House Republicans propose to withhold funds from FASB

Financial Accounting Standards Board offices with new FASB logo sign.jpg
FASB offices
Patrick Dorsman/Financial Accounting Foundation

House Republicans released a spending proposal that threatens to withhold funding from the Financial Accounting Standards Board unless it withdraws its income tax reporting standard.
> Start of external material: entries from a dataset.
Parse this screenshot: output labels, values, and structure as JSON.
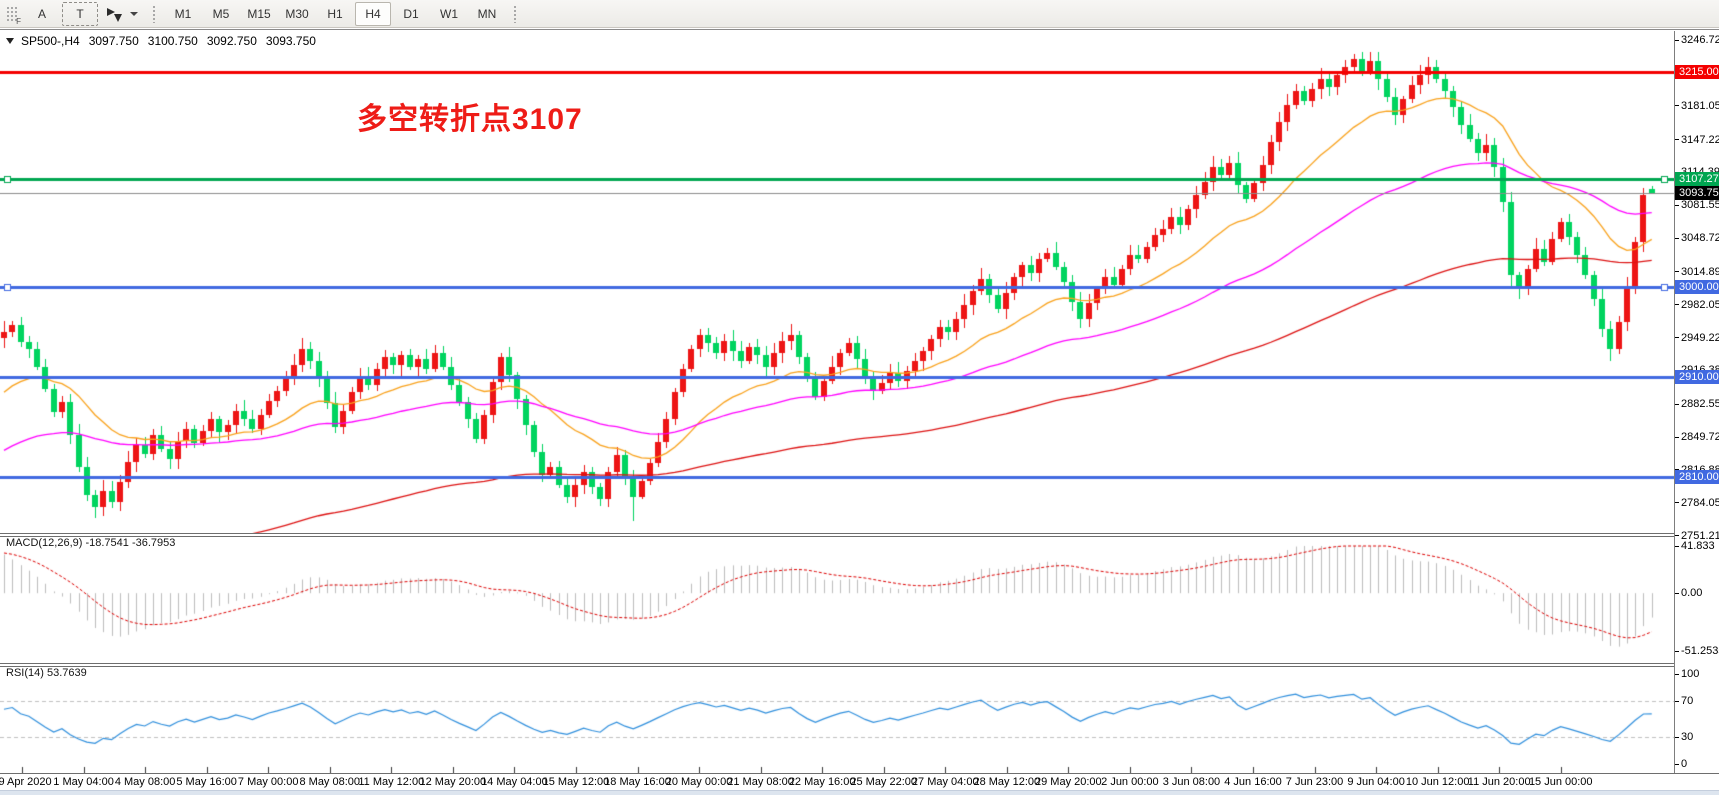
{
  "toolbar": {
    "grip_label": "F",
    "font_tool_label": "A",
    "text_tool_label": "T",
    "timeframes": [
      "M1",
      "M5",
      "M15",
      "M30",
      "H1",
      "H4",
      "D1",
      "W1",
      "MN"
    ],
    "active_timeframe": "H4"
  },
  "chart_header": {
    "symbol": "SP500-,H4",
    "open": "3097.750",
    "high": "3100.750",
    "low": "3092.750",
    "close": "3093.750"
  },
  "annotation": {
    "text": "多空转折点3107",
    "color": "#ee1c17"
  },
  "price_axis": {
    "ticks": [
      "3246.725",
      "3181.055",
      "3147.225",
      "3114.390",
      "3081.555",
      "3048.720",
      "3014.890",
      "2982.055",
      "2949.220",
      "2916.385",
      "2882.555",
      "2849.720",
      "2816.885",
      "2784.050",
      "2751.215"
    ],
    "tagged": [
      {
        "value": "3215.000",
        "bg": "#f40000"
      },
      {
        "value": "3107.273",
        "bg": "#00a651"
      },
      {
        "value": "3093.750",
        "bg": "#000000"
      },
      {
        "value": "3000.000",
        "bg": "#4169e1"
      },
      {
        "value": "2910.000",
        "bg": "#4169e1"
      },
      {
        "value": "2810.000",
        "bg": "#4169e1"
      }
    ]
  },
  "time_axis": {
    "labels": [
      "29 Apr 2020",
      "1 May 04:00",
      "4 May 08:00",
      "5 May 16:00",
      "7 May 00:00",
      "8 May 08:00",
      "11 May 12:00",
      "12 May 20:00",
      "14 May 04:00",
      "15 May 12:00",
      "18 May 16:00",
      "20 May 00:00",
      "21 May 08:00",
      "22 May 16:00",
      "25 May 22:00",
      "27 May 04:00",
      "28 May 12:00",
      "29 May 20:00",
      "2 Jun 00:00",
      "3 Jun 08:00",
      "4 Jun 16:00",
      "7 Jun 23:00",
      "9 Jun 04:00",
      "10 Jun 12:00",
      "11 Jun 20:00",
      "15 Jun 00:00"
    ]
  },
  "panels": {
    "macd": {
      "label": "MACD(12,26,9) -18.7541 -36.7953",
      "params": [
        12,
        26,
        9
      ],
      "main_value": -18.7541,
      "signal_value": -36.7953,
      "axis": [
        {
          "text": "41.833",
          "value": 41.833
        },
        {
          "text": "0.00",
          "value": 0
        },
        {
          "text": "-51.2535",
          "value": -51.2535
        }
      ],
      "range": [
        41.833,
        -51.2535
      ]
    },
    "rsi": {
      "label": "RSI(14) 53.7639",
      "period": 14,
      "value": 53.7639,
      "axis": [
        {
          "text": "100",
          "value": 100
        },
        {
          "text": "70",
          "value": 70
        },
        {
          "text": "30",
          "value": 30
        },
        {
          "text": "0",
          "value": 0
        }
      ],
      "levels": [
        70,
        30
      ]
    }
  },
  "chart_data": {
    "type": "candlestick",
    "symbol": "SP500-",
    "timeframe": "H4",
    "title": "多空转折点3107",
    "price_range": [
      2751.215,
      3246.725
    ],
    "current_price": 3093.75,
    "first_open": 2949,
    "closes": [
      2955,
      2962,
      2945,
      2938,
      2920,
      2898,
      2875,
      2885,
      2852,
      2820,
      2792,
      2780,
      2796,
      2785,
      2805,
      2825,
      2842,
      2833,
      2852,
      2838,
      2828,
      2846,
      2858,
      2844,
      2856,
      2868,
      2855,
      2862,
      2876,
      2868,
      2858,
      2872,
      2886,
      2896,
      2908,
      2922,
      2938,
      2926,
      2908,
      2884,
      2860,
      2876,
      2895,
      2910,
      2902,
      2918,
      2930,
      2922,
      2932,
      2920,
      2928,
      2918,
      2934,
      2920,
      2902,
      2885,
      2868,
      2848,
      2872,
      2905,
      2930,
      2912,
      2888,
      2862,
      2835,
      2812,
      2820,
      2802,
      2790,
      2802,
      2815,
      2800,
      2788,
      2815,
      2832,
      2808,
      2790,
      2806,
      2824,
      2845,
      2868,
      2895,
      2918,
      2938,
      2952,
      2944,
      2934,
      2946,
      2936,
      2926,
      2940,
      2932,
      2920,
      2934,
      2946,
      2952,
      2930,
      2908,
      2890,
      2906,
      2920,
      2934,
      2944,
      2928,
      2910,
      2896,
      2904,
      2914,
      2906,
      2916,
      2926,
      2936,
      2948,
      2960,
      2955,
      2968,
      2982,
      2996,
      3008,
      2992,
      2978,
      2994,
      3010,
      3022,
      3014,
      3028,
      3034,
      3020,
      3005,
      2985,
      2968,
      2984,
      2998,
      3010,
      3002,
      3018,
      3032,
      3028,
      3040,
      3052,
      3058,
      3070,
      3062,
      3078,
      3092,
      3105,
      3120,
      3112,
      3124,
      3102,
      3088,
      3104,
      3122,
      3145,
      3165,
      3182,
      3196,
      3186,
      3198,
      3208,
      3200,
      3212,
      3220,
      3228,
      3216,
      3226,
      3208,
      3190,
      3172,
      3188,
      3202,
      3212,
      3220,
      3208,
      3196,
      3180,
      3162,
      3148,
      3134,
      3142,
      3120,
      3085,
      3012,
      2998,
      3018,
      3038,
      3025,
      3048,
      3065,
      3050,
      3032,
      3012,
      2988,
      2958,
      2938,
      2965,
      3000,
      3045,
      3092,
      3093.75
    ],
    "last_candle": {
      "open": 3097.75,
      "high": 3100.75,
      "low": 3092.75,
      "close": 3093.75
    },
    "wick_overrides": {
      "11": {
        "low": 2768
      },
      "76": {
        "low": 2766
      },
      "163": {
        "high": 3232.75
      },
      "182": {
        "low": 2999
      },
      "194": {
        "low": 2926
      }
    },
    "hlines": [
      {
        "price": 3215.0,
        "color": "#f40000",
        "width": 3,
        "selected": false
      },
      {
        "price": 3107.273,
        "color": "#00a651",
        "width": 3,
        "selected": true
      },
      {
        "price": 3000.0,
        "color": "#4169e1",
        "width": 3,
        "selected": true
      },
      {
        "price": 2910.0,
        "color": "#4169e1",
        "width": 3,
        "selected": false
      },
      {
        "price": 2810.0,
        "color": "#4169e1",
        "width": 3,
        "selected": false
      }
    ],
    "moving_averages": [
      {
        "period": 20,
        "start": 2888,
        "color": "#f9a21c"
      },
      {
        "period": 55,
        "start": 2832,
        "color": "#ff00ff"
      },
      {
        "period": 130,
        "start": 2690,
        "color": "#dd1111"
      }
    ],
    "colors": {
      "up": "#ed1515",
      "down": "#00d45f",
      "macd_hist": "#bdbdbd",
      "macd_signal": "#dd0000",
      "rsi_line": "#2f8fdd",
      "current_price_line": "#8c8c8c"
    },
    "indicator_seeds": {
      "ema12": 2990,
      "ema26": 2950,
      "signal": 36,
      "rsi_avg_gain": 7,
      "rsi_avg_loss": 4.5
    }
  }
}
FASB approved the income tax reporting standard in December 2023. The  Accounting Standards Update aims to enhance the transparency and usefulness of income tax disclosures by addressing investor requests for more transparency about income tax information through improvements to income tax disclosures primarily related to the rate reconciliation and income taxes paid information. It would require entities to disclose on an annual basis the amount of income taxes paid (net of refunds received) disaggregated (1) by federal (national), state, and foreign taxes and (2) by individual jurisdictions in which income taxes paid (net of refunds received) is equal to or greater than 5% of total income taxes paid (net of refunds received). Public companies were supposed to begin reporting the information later this year. 
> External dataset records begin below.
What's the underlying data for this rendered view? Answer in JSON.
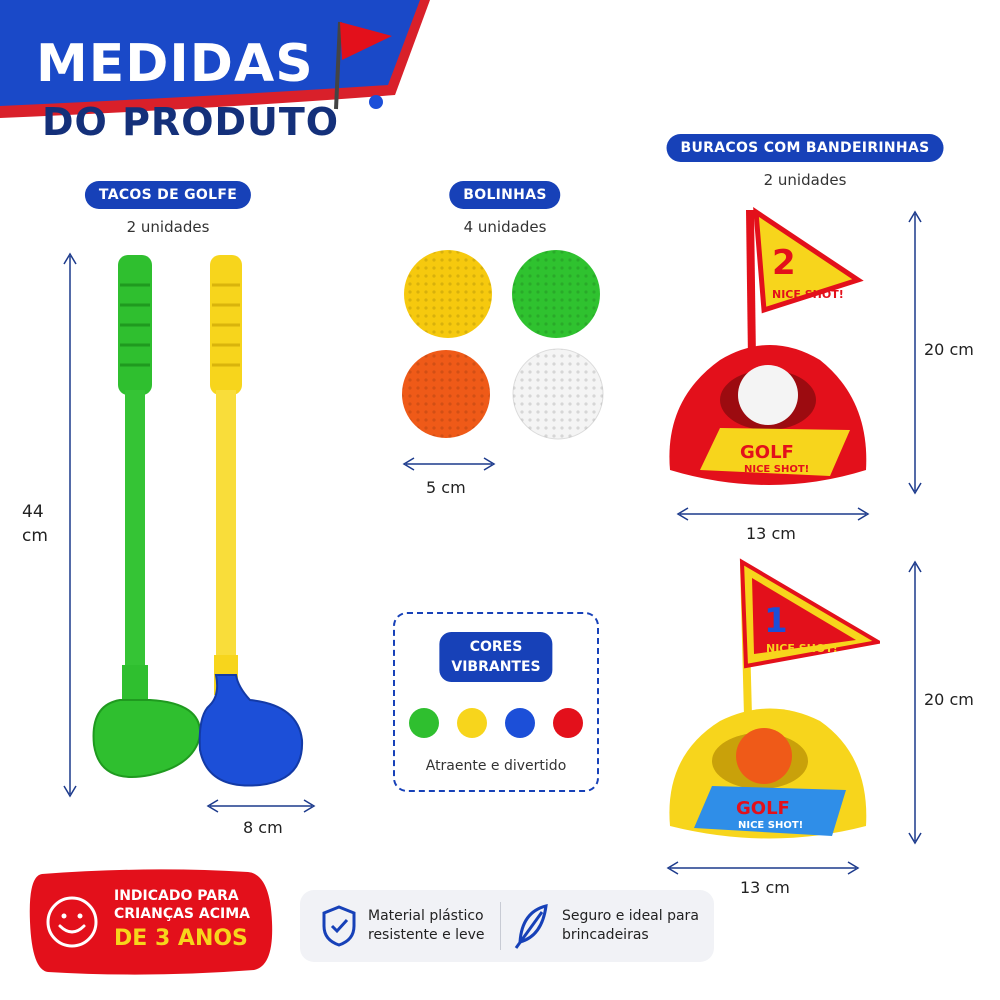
{
  "header": {
    "title_line1": "MEDIDAS",
    "title_line2": "DO PRODUTO",
    "banner_colors": [
      "#1a49c8",
      "#d9202a"
    ]
  },
  "clubs": {
    "label": "TACOS DE GOLFE",
    "quantity": "2 unidades",
    "height": "44",
    "height_unit": "cm",
    "head_width": "8 cm",
    "colors": [
      "#2fbf2f",
      "#f7d51c",
      "#1c4fd8"
    ]
  },
  "balls": {
    "label": "BOLINHAS",
    "quantity": "4 unidades",
    "diameter": "5 cm",
    "colors": [
      "#f6c90e",
      "#2fc22f",
      "#ef5a18",
      "#f4f4f4"
    ]
  },
  "holes": {
    "label": "BURACOS COM BANDEIRINHAS",
    "quantity": "2 unidades",
    "hole1": {
      "height": "20 cm",
      "width": "13 cm",
      "flag_number": "2",
      "flag_text": "NICE SHOT!",
      "base_text_1": "GOLF",
      "base_text_2": "NICE SHOT!"
    },
    "hole2": {
      "height": "20 cm",
      "width": "13 cm",
      "flag_number": "1",
      "flag_text": "NICE SHOT!",
      "base_text_1": "GOLF",
      "base_text_2": "NICE SHOT!"
    }
  },
  "colors_box": {
    "title_line1": "CORES",
    "title_line2": "VIBRANTES",
    "caption": "Atraente e divertido",
    "swatches": [
      "#2fbf2f",
      "#f7d51c",
      "#1c4fd8",
      "#e3101b"
    ]
  },
  "age_badge": {
    "line1": "INDICADO PARA",
    "line2": "CRIANÇAS ACIMA",
    "line3": "DE 3 ANOS",
    "icon": "smiley-icon"
  },
  "features": [
    {
      "icon": "shield-check-icon",
      "line1": "Material plástico",
      "line2": "resistente e leve"
    },
    {
      "icon": "feather-icon",
      "line1": "Seguro e ideal para",
      "line2": "brincadeiras"
    }
  ]
}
However, the spending proposal attempts to forestall the reporting requirement: "None of the funds made available by this Act may be used to review or approve the budget for the Financial Accounting Standards Board (FASB) as described in 15 U.S.C. 7219, until the FASB withdraws the Accounting Standards Update on Income Tax Disclosures issued in December 2023 (No. 2023-09)," said that section of the proposal, which was unveiled Sunday.

FASB declined to comment on the proposal.

"This is nothing short of Congress meddling where it has zero expertise," said Lynn Turner, former chief accountant at the Securities and Exchange Commission. "It will continue to do damage to the U.S. capital markets, which in the past have been a cornerstone of the American economic system. For the U.S. capital markets to function effectively, they must provide investors with the information necessary to make material decisions regarding whether to buy or sell stocks. This act by Congress would ensure that does not occur."

Paul Miller, emeritus professor of accounting at the University of Colorado at Colorado Springs, said the proposal reminded him of something out of the former Soviet Union. "I'm reminded of 'telephone justice' where Soviet judges heard cases and retreated to chambers for a call to deliver the verdict," he said. "This nonsense should raise everyone's hackles. Hopefully it comes from a tiny misguided but very ignorant minority. Once more, I'll explain that withholding useful information from capital markets is totally fruitless because it exacerbates and perpetuates uncertainty and risk, leading to uninformed decisions with highly discounted stock prices and other inefficiencies. What the markets don't know does hurt them, and surely management, all investors, and every one of us would be much worse off if this ignorance prevailed."

The spending proposal also would reduce spending on the Securities and Exchange Commission and certain functions of the Internal Revenue Service, such as enforcement and customer service, and prohibit them from carrying out some regulations, such as disclosing cybersecurity incidents to the SEC.

The National Treasury Employees Union criticized the proposal as well, noting that the IRS would receive $853 million less for taxpayer services than President Trump requested, so the IRS would have fewer employees available to answer calls from individuals and businesses.

"Customer service representatives are an incredibly vital piece of our tax system because they are on the front lines helping honest taxpayers meet their tax obligations and avoid errors," said NTEU national president Doreen Greenwald in a statement Monday. "Slashing this part of the workforce is a disservice to the millions of Americans who contact the IRS every year for help."